Outro ponto relevante é a exclusividade de uso. Com a marca registrada, a empresa pode impedir que concorrentes usem nomes parecidos, o que fortalece o posicionamento no mercado e evita que clientes confundam produtos ou serviços. Dessa forma, o investimento em marketing e reputação passa a beneficiar exclusivamente o negócio que fez o registro.
Passo a passo simplificado para registrar a marca
Embora o processo tenha etapas técnicas, o caminho geral costuma seguir esta sequência:
- Pesquisa prévia de anterioridade. Verificar se já existe marca igual ou semelhante registrada na mesma classe de atividade.
- Definição da classe de atividade. O sistema de marcas no Brasil é dividido em classes conforme o ramo de atuação; escolher a classe certa evita indeferimentos.
- Protocolo do pedido no INPI. Feito por meio eletrônico, com pagamento das taxas correspondentes.
- Acompanhamento do processo.
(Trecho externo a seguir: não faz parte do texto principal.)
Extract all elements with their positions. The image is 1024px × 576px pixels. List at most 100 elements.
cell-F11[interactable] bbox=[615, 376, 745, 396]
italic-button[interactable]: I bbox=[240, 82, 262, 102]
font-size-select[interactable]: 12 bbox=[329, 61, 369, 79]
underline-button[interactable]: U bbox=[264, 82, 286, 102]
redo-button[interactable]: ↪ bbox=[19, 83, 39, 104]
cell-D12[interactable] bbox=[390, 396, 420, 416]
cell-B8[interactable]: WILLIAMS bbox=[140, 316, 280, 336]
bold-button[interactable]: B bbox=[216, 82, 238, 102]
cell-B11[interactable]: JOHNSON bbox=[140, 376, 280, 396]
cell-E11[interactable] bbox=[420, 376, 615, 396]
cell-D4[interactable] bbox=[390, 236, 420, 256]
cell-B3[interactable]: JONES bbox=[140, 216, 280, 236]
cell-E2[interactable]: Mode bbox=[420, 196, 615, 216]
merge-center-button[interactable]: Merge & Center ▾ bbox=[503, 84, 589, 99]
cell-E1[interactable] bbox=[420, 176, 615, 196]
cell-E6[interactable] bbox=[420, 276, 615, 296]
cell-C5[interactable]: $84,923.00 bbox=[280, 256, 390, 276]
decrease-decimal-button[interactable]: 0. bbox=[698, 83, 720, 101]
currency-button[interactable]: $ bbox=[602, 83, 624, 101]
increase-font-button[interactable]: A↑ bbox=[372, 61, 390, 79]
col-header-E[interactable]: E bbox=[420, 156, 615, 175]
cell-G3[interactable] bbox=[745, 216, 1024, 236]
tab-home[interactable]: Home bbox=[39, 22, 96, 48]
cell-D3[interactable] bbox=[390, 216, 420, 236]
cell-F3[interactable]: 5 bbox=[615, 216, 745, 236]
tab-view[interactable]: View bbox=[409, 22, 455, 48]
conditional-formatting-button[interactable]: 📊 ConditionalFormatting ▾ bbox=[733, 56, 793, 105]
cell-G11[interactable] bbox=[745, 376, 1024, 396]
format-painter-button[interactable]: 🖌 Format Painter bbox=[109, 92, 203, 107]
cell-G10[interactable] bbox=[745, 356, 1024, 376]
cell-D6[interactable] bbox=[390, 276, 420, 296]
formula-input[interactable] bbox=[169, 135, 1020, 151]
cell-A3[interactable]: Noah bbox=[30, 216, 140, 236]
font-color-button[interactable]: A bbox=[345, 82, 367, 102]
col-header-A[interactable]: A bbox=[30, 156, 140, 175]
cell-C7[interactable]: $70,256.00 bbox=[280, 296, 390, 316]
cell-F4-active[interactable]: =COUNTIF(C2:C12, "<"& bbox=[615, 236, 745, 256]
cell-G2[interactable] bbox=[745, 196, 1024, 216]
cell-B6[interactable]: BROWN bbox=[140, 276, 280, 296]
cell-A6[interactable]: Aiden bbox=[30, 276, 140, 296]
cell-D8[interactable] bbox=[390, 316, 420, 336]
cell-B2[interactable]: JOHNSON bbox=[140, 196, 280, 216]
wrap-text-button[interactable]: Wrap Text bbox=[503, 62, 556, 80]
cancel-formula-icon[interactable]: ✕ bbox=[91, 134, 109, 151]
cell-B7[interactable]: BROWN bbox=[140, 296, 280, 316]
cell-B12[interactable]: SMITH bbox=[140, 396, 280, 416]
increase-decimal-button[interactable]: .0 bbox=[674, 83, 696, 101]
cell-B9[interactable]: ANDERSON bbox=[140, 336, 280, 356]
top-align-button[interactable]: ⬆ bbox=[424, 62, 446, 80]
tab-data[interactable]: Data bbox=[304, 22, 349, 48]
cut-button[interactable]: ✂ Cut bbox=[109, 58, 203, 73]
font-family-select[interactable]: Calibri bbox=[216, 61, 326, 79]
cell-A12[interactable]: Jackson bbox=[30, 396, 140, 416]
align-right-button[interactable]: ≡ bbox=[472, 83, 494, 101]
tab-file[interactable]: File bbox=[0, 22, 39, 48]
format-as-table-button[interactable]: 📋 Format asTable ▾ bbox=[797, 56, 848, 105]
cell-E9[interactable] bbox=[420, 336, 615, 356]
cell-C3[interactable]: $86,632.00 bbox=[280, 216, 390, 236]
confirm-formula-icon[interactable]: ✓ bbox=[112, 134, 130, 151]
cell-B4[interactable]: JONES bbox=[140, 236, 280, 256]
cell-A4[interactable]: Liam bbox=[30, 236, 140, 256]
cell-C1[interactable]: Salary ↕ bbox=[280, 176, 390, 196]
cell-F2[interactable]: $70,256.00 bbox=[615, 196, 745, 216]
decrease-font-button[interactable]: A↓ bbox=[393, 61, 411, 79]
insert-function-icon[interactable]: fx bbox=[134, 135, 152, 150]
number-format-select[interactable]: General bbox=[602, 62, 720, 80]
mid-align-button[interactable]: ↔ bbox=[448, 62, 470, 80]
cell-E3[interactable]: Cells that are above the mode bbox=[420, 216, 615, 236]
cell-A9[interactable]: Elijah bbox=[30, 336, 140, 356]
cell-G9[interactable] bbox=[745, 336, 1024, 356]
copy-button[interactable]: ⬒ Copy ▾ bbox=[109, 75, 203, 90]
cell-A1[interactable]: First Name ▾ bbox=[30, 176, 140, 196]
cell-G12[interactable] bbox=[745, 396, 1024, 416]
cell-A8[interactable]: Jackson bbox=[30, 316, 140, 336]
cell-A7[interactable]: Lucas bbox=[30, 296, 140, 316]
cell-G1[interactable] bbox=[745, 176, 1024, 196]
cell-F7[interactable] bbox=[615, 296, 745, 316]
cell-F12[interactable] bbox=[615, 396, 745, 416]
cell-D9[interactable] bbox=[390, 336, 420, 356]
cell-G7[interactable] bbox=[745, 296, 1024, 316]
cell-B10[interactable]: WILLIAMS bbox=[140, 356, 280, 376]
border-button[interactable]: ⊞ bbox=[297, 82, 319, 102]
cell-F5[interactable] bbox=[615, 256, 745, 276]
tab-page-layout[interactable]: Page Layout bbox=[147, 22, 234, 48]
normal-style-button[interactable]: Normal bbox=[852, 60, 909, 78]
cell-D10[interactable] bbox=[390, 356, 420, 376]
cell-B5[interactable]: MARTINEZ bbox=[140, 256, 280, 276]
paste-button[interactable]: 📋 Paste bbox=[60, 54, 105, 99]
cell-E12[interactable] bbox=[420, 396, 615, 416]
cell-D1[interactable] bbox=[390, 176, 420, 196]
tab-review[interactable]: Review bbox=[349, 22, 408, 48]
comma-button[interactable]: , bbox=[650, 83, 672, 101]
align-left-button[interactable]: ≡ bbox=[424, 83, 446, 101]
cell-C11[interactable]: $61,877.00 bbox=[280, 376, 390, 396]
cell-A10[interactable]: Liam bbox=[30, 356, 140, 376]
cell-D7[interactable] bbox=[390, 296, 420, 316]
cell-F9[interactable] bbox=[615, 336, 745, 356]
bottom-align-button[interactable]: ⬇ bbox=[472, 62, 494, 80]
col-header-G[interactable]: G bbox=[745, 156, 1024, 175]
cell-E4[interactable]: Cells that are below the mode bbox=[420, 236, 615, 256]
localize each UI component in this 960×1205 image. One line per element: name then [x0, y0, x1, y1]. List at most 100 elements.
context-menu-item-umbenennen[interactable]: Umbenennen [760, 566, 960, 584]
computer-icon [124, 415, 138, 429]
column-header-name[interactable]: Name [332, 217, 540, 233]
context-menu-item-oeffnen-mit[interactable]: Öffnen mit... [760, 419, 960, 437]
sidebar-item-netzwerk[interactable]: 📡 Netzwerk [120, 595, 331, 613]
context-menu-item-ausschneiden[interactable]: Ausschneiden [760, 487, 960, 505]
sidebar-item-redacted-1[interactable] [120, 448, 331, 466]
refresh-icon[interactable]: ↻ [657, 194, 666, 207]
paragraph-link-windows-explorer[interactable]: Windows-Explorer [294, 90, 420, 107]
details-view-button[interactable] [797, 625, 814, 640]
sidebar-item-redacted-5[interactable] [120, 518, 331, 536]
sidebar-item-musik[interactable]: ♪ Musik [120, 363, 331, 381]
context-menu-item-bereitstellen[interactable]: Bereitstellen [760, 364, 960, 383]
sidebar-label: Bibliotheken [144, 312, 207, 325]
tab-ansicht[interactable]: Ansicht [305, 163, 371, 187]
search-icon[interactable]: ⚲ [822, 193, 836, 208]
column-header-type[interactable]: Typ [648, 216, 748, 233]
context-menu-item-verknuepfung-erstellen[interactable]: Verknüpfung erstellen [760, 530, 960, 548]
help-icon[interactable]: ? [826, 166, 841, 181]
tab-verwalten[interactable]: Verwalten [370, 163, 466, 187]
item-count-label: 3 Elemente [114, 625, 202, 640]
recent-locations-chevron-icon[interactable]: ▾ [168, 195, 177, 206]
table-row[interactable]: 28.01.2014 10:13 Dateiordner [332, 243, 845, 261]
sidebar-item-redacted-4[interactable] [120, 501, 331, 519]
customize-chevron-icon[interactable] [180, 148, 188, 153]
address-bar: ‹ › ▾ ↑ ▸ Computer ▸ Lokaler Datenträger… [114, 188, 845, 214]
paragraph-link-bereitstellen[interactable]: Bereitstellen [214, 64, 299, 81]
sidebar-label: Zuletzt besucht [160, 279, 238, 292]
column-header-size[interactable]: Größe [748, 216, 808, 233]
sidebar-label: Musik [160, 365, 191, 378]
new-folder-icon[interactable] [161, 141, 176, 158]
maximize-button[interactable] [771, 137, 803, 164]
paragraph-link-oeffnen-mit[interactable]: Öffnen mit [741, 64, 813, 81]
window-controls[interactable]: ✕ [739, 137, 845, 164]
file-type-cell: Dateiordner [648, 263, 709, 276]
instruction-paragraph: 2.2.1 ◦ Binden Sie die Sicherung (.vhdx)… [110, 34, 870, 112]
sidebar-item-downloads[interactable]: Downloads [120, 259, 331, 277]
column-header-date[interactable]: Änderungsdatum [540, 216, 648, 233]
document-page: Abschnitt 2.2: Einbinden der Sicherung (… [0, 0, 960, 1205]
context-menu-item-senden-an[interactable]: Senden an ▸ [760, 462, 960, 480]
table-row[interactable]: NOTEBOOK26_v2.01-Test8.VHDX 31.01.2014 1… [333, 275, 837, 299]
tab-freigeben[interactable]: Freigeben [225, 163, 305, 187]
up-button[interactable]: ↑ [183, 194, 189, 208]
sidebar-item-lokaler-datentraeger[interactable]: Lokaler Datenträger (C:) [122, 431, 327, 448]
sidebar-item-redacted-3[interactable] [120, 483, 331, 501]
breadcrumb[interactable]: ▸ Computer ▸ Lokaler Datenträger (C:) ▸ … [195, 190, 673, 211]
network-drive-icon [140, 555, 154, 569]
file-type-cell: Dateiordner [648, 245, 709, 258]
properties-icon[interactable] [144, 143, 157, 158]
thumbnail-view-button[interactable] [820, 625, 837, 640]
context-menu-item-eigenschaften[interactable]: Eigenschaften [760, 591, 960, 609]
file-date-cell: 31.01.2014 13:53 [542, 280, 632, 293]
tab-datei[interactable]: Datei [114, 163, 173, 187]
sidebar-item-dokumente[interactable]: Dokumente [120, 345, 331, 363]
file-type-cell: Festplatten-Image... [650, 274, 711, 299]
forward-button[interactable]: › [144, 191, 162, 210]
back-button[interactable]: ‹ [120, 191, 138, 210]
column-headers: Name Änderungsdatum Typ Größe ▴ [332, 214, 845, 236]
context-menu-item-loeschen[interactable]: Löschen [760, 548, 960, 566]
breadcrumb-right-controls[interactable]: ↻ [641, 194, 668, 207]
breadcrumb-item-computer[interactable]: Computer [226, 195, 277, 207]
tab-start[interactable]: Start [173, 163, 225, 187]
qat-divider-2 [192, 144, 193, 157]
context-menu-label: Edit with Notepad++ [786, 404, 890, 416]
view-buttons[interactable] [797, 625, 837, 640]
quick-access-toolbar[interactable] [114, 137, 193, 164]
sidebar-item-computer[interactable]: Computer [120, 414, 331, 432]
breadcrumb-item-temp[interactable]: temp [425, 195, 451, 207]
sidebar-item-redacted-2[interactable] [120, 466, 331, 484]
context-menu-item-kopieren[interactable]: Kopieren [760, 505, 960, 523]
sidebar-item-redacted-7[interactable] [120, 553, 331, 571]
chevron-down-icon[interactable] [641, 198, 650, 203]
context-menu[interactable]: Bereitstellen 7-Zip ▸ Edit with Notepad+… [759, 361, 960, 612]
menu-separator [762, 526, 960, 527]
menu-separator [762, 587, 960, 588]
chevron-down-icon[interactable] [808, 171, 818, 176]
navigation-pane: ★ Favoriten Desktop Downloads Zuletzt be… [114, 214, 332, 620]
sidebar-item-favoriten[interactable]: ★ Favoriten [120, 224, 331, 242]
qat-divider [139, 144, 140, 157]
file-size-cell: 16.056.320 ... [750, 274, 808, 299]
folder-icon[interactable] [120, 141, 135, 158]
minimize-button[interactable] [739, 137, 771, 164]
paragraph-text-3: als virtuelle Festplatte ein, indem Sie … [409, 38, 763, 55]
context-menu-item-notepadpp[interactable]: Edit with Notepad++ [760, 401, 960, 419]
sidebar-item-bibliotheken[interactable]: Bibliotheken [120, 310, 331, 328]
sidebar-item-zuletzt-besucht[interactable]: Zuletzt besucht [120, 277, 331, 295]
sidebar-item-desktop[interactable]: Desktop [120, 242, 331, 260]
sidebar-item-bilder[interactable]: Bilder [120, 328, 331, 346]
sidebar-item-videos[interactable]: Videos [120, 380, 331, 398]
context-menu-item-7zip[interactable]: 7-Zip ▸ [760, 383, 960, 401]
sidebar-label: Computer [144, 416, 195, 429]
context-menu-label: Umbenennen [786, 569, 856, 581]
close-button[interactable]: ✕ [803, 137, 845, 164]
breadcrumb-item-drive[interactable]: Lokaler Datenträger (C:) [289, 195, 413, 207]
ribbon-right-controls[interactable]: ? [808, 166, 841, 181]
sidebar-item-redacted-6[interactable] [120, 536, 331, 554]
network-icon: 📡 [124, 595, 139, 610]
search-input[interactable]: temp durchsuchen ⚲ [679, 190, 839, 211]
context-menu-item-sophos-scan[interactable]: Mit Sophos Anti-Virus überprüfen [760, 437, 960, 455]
Publicações, eventuais oposições de terceiros e exigências técnicas precisam ser respondidas dentro do prazo.
- Concessão do registro. Após a análise, o INPI concede o certificado, válido por dez anos e renovável.
Em seguida, vale reforçar que contar com um contador ou especialista em propriedade intelectual reduz bastante o risco de erros nessa etapa. Isso porque a escolha errada da classe ou uma pesquisa de anterioridade mal feita costuma ser a principal causa de indeferimento de pedidos, segundo especialistas do setor.
Erros comuns ao adiar o registro de marca
Muitos empreendedores cometem os mesmos deslizes ao tratar o registro de marca como algo “para depois”. Veja os erros mais frequentes:
- Achar que o CNPJ já protege o nome. Como já visto, essa é uma confusão comum, mas o CNPJ não impede o uso da marca por terceiros.
- Esperar o negócio crescer para só então registrar. Quanto mais visível a marca fica, maior a chance de outra empresa tentar registrá-la primeiro.
- Não pesquisar a existência de marcas semelhantes antes de escolher o nome. Isso pode gerar a necessidade de mudar o nome depois de meses ou anos de operação.
- Deixar de renovar o registro após dez anos. Embora seja renovável, o registro de marca não é vitalício e exige atenção aos prazos.
Por exemplo: um pequeno escritório de contabilidade investiu em um nome criativo e construiu presença forte nas redes sociais ao longo de dois anos. Ao decidir registrar a marca, descobriu que um concorrente já havia protocolado pedido semelhante meses antes. Como resultado, o escritório precisou negociar coexistência de marcas, o que limitou sua expansão para outras regiões.
Registro de marca como parte do planejamento contábil e estratégico
Para negócios que já contam com acompanhamento contábil, faz sentido tratar o registro de marca como parte do planejamento financeiro e estratégico, e não como uma despesa isolada. Assim como o contador orienta sobre regime tributário, folha de pagamento e obrigações fiscais, ele também pode alertar o cliente sobre a importância de formalizar a proteção da marca antes de expandir operações.
Dessa forma, incluir a consulta sobre registro de marca nas reuniões anuais de planejamento contábil ajuda o empreendedor a enxergar esse cuidado como parte natural da gestão do negócio — e não como uma providência emergencial, tomada apenas quando um problema já apareceu.
Conclusão: proteger a marca é investir no futuro do negócio
Registrar a marca antes de crescer não é burocracia desnecessária — é proteção de patrimônio. Segundo os dados do INPI, cada vez mais empreendedores brasileiros, especialmente pequenos negócios, já entenderam esse ponto e antecipam o registro de marca antes de expandir operações.
Portanto, se o seu negócio está em fase de crescimento — ou planeja crescer nos próximos anos —, vale conversar com seu contador ou um especialista em propriedade intelectual sobre o processo de registro de marca. Assim, quando as oportunidades de expansão surgirem, o nome do negócio já estará protegido, e o crescimento poderá acontecer sem sobressaltos jurídicos.